El 30 de julio es recordado Miguel Hidalgo y Costilla por ser el día de su fusilamiento, allá en Chihuahua.
¿Pero y si te dijera que no fue exactamente un dulce y tierno sacerdote? Así es: Hidalgo tiene, al igual que todos los personajes de la historia, episodios oscuros en su vida. Analicemos:
Después de su triunfo en la Batalla del Monte de las Cruces, Miguel Hidalgo desaprovechó la oportunidad de ocupar la Ciudad de México y ganar la guerra.
Parece que lo hizo para evitar una masacre peor que la ocurrida en la Alhóndiga de Granaditas.
Por esta decisión, fue derrotado en la Batalla de San Jerónimo Aculco.
Hidalgo regresó enojado a Valladolid —hoy Morelia— por su derrota, porque los realistas habían ejecutado prisioneros, porque su ejército estaba disgregado, y porque él y Allende no se ponían de acuerdo.
En venganza, Hidalgo autorizó la ejecución de algunos españoles que estaban presos en el palacio episcopal, pero no fue suficiente.
Para complacer a sus hombres, ordenó que más de cien ciudadanos españoles fueran llevados a la Barranca de las Bateas y al Cerro del Molcajete, donde los degollaron. Todos ellos habían recibido del cura la promesa de que nada les ocurriría.
Hidalgo decidió trasladarse a Guadalajara. A su llegada, sus gobernantes y militares abandonaron la ciudad.
Las restantes autoridades civiles y eclesiásticas decidieron darle una calurosa bienvenida, para halagarlo y evitar nuevas matanzas de españoles.
Ninguna ciudad o pueblo fue tan triunfal para Hidalgo como Guadalajara.

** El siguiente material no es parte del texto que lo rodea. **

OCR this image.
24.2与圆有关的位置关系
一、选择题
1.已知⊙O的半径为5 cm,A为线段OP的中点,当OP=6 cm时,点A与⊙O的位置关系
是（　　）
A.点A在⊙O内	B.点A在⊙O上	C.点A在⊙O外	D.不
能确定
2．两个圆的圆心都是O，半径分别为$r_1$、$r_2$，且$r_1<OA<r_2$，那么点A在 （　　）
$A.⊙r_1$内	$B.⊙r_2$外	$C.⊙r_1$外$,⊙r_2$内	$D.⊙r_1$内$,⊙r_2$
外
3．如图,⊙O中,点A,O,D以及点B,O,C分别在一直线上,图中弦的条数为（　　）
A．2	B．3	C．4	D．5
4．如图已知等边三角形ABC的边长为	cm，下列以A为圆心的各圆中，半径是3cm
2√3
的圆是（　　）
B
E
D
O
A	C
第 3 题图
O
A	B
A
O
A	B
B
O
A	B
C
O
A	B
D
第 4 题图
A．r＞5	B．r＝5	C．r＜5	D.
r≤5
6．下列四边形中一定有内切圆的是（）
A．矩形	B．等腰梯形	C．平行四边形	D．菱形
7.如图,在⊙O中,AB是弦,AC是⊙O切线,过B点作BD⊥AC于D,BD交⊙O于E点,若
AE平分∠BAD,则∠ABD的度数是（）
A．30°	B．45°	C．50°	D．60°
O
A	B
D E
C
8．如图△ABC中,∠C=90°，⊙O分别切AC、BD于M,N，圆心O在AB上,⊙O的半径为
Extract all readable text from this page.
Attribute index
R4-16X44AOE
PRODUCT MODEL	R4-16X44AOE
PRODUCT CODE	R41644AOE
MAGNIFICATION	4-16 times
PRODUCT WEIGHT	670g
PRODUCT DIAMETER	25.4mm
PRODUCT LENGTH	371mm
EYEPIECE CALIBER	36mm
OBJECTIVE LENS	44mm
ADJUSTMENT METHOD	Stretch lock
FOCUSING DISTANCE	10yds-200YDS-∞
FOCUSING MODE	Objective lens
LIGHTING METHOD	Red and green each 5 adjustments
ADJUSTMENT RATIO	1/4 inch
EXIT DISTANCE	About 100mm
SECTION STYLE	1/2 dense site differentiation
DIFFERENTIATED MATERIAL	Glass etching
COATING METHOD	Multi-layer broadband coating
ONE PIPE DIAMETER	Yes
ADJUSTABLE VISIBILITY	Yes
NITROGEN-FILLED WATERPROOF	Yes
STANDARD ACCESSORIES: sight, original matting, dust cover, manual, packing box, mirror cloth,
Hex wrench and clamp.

Después de un banquete, fue recibido por una muchedumbre que se congregó en las calles, mientras repicaban las campanas, tronaban salvas de artillería y la gente le gritaba: “¡Larga vida a Su Alteza!”.
Todos los días recibió el trato que se le daría a un virrey. Fue un continuo homenaje a Hidalgo, quien abandonó su traje negro de cura y se engalanó con un vistoso uniforme militar para recibir, sentado en una especie de trono, frente al Palacio de Gobierno, el título de “Generalísimo de América”.
Entre tantos banquetes, bailes y homenajes, Hidalgo se encontraba fuera de sí, poseído por el poder y la sospecha. Fue entonces que se entregó a una serie de reprobables y criminales excesos.
Hidalgo les había ofrecido protección a los españoles que aún quedaban en Guadalajara, y los alojó en el Colegio de San Juan y en el Seminario.
En diciembre de 1810, el cura ordenó que fueran asesinados.
Ignacio Allende y Mariano Abasolo trataron de impedir la masacre, pero fue inútil.
En la cárcel de la ciudad estaba un antiguo amigo de Hidalgo: el torero Agustín Marroquín, quien se había convertido en tahúr y bandolero.
Por un robo que cometió, recibió el castigo de doscientos azotes y cinco años de cárcel.
Hidalgo lo puso en libertad, le dio el grado de capitán y lo declaró libre de toda culpa. Además, le encomendó la tarea de ejecutar a los españoles que habían confiado en la protección ofrecida.
Durante un mes, Marroquín estuvo sacando de la ciudad a pequeños grupos de españoles y los llevó a la Barranca de Oblatos, donde los mató personalmente, uno a uno.
A algunos los degolló, pero a la mayoría los mató de una estocada en el corazón o de una puntilla en la nuca, como se acostumbra matar a los toros en las corridas.
En su juicio, Marroquín declaró que solo había degollado a 48 personas.
La cantidad de asesinados en Guadalajara oscila entre 350 y 700, según diversas fuentes.
En su posterior juicio, Miguel Hidalgo reconoció que:
> “…a ninguno de los que se mataron se les formó proceso ni había sobre qué, porque eran inocentes”.
Los buenos toreros se llevan de premio las orejas y los rabos de los toros que matan, y los sacan en hombros de la plaza; pero Agustín Marroquín recibió otro “premio”:
Fue aprehendido en Acatita de Baján y llevado a Chihuahua, donde fue fusilado y su cabeza colgada en la plaza pública, el 10 de mayo de 1811.